I worked for an advertising network. Our business was to serve ads. Our clients, advertisers, wanted to know which ads and campaigns got queries, clicks and conversions, and how much they paid.
We started with web logs which record the details of the queries, clicks, and conversions.
We digested these logs into DataCube objects, which are in-memory OLAP cubes. An OLAP cube contains a specified set of hierarchical dimensions and a specified set of cumulative measures (in our case, impressions, clicks, conversions, revenue, etc.).
Each OLAP cube we generated contained a set of dimensions and the rolled-up metrics for those dimensions. Each of these cubes was mapped to an autogenerated relational table with fields corresponding to those dimensions and metrics.
For each row of data in the cube, we'd check the contents of the relational table to see if there was an existing row for that date and the specified values for those dimensions. If there was, we'd update the totals for the measures.
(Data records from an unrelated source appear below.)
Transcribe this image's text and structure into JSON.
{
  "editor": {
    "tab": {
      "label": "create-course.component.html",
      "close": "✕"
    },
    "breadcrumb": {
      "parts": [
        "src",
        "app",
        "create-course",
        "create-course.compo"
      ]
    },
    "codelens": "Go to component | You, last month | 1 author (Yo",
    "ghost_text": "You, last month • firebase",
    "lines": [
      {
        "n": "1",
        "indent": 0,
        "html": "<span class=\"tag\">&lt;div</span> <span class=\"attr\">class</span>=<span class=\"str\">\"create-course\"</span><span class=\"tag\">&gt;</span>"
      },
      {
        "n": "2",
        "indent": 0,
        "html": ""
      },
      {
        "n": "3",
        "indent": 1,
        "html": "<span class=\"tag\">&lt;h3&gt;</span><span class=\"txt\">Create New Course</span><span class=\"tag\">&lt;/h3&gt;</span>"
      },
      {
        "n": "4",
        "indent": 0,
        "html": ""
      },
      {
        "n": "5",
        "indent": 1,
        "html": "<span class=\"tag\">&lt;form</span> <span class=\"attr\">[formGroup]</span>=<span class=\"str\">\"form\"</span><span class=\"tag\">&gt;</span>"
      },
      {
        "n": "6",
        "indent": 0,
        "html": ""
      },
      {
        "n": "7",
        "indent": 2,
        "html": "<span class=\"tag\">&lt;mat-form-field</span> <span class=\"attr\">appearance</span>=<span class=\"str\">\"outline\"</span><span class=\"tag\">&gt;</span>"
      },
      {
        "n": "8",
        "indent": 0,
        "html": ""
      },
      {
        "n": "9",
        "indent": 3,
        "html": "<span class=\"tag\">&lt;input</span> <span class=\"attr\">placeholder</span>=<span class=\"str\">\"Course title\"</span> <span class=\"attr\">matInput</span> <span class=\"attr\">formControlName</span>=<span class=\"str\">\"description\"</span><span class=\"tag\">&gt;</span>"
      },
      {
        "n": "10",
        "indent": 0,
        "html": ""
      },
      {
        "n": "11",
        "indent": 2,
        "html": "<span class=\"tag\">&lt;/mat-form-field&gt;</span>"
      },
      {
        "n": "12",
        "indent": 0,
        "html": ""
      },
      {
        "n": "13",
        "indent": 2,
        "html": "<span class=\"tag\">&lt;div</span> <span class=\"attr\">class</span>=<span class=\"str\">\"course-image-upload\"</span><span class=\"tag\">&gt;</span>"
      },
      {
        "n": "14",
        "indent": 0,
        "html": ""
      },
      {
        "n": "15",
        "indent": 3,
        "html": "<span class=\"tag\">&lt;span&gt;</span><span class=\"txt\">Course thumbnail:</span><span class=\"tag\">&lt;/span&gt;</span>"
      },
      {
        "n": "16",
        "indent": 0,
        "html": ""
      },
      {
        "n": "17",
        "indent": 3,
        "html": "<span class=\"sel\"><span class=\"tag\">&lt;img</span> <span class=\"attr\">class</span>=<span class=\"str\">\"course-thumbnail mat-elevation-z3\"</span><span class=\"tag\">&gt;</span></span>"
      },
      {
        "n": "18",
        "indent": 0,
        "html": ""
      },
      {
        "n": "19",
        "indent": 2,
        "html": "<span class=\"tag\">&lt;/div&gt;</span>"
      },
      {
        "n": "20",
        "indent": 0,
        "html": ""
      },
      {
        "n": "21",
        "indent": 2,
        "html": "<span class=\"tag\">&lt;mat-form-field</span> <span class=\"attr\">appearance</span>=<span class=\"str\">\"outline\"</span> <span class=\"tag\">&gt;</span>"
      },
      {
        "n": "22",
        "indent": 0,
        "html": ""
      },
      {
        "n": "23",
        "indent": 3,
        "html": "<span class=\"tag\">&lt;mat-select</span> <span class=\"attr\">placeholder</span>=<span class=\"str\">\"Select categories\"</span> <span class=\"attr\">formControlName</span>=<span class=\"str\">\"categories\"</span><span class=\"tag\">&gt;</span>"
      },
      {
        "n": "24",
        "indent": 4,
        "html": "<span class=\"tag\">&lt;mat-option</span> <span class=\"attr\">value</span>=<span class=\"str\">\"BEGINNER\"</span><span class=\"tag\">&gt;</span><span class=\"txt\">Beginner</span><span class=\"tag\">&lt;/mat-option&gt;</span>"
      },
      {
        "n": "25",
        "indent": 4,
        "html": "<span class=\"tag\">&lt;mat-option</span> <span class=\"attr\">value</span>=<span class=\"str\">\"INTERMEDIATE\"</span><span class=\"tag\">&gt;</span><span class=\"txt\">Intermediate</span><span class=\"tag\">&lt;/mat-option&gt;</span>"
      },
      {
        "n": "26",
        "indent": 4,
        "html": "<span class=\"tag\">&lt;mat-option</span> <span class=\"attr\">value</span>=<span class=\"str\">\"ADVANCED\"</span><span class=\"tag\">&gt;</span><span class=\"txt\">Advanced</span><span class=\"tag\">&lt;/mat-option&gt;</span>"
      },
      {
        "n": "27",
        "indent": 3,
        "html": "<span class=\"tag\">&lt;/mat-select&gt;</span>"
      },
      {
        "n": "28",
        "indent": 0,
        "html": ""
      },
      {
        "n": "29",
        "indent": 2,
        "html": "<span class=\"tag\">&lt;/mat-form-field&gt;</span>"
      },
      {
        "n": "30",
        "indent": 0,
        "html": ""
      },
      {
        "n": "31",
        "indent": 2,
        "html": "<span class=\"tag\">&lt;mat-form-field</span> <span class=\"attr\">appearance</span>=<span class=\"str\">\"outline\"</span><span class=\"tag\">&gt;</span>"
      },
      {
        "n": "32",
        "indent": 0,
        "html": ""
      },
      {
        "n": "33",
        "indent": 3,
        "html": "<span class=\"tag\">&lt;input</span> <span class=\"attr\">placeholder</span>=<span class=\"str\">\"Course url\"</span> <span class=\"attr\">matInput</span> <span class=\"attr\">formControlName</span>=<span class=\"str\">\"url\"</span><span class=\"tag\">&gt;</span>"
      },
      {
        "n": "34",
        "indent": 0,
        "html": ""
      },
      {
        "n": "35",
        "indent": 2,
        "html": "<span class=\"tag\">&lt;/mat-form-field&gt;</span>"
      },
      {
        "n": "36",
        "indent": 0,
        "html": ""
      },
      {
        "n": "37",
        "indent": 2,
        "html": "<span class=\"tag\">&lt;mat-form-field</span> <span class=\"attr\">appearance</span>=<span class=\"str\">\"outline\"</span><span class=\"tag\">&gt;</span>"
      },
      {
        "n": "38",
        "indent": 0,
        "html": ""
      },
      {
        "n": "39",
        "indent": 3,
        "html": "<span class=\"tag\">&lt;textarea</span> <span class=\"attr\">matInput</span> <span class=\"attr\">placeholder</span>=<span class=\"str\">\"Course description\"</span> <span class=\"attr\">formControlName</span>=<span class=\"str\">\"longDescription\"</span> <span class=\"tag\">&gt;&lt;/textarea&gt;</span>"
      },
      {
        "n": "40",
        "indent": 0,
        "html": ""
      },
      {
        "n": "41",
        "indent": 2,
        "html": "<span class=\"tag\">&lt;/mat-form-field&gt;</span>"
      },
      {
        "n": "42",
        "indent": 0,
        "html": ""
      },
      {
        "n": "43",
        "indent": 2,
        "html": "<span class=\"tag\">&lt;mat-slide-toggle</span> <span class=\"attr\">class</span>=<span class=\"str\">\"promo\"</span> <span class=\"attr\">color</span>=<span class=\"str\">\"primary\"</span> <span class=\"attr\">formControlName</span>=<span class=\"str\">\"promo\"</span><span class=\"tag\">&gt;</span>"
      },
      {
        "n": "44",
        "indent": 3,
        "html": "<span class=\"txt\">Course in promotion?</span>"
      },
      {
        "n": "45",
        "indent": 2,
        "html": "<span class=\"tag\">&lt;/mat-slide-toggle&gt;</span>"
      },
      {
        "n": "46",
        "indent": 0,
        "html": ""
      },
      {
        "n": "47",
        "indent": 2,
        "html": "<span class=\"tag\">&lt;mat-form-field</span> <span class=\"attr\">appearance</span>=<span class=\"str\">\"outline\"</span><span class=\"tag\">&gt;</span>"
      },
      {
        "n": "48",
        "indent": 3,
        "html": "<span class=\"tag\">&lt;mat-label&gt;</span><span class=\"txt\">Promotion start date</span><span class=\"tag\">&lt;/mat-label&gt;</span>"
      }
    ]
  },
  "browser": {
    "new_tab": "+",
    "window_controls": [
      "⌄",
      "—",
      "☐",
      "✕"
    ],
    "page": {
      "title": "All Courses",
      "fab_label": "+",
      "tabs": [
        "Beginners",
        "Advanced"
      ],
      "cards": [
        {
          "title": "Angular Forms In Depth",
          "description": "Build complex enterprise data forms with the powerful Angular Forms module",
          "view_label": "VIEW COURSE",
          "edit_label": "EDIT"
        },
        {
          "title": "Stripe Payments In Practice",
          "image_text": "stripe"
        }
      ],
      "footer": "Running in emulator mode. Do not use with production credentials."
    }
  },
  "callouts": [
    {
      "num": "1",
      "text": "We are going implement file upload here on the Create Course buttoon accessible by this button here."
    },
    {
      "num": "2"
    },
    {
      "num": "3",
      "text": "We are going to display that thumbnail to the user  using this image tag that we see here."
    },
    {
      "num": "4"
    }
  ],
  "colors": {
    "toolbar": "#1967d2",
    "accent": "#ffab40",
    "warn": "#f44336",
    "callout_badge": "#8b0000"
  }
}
If there wasn't, we'd insert a new row.
The UI presented the contents of the relational tables to the user.
This approach was reasonable but had issues:
The update/insert operations were expensive, even when optimized.
There was a perpetual battle between dimensional richness and cube load times. We always had to digest away some information.
Business stakeholders began to ask for more dimensions for use in their analytics, which increased the cube load times further.
As traffic volume increased, we began to require more than 60 minutes to process an hour's worth of data. That's obviously unsustainable, and led to decreases in dimensional richness and consequent stakeholder disappointment.
We could have stored raw log data in relational tables and implemented horizontal storage scaling via Greenplum or a similar solution, but they're all very expensive.
Eventually, we ran out of clever ways to improve the code. We needed a new approach.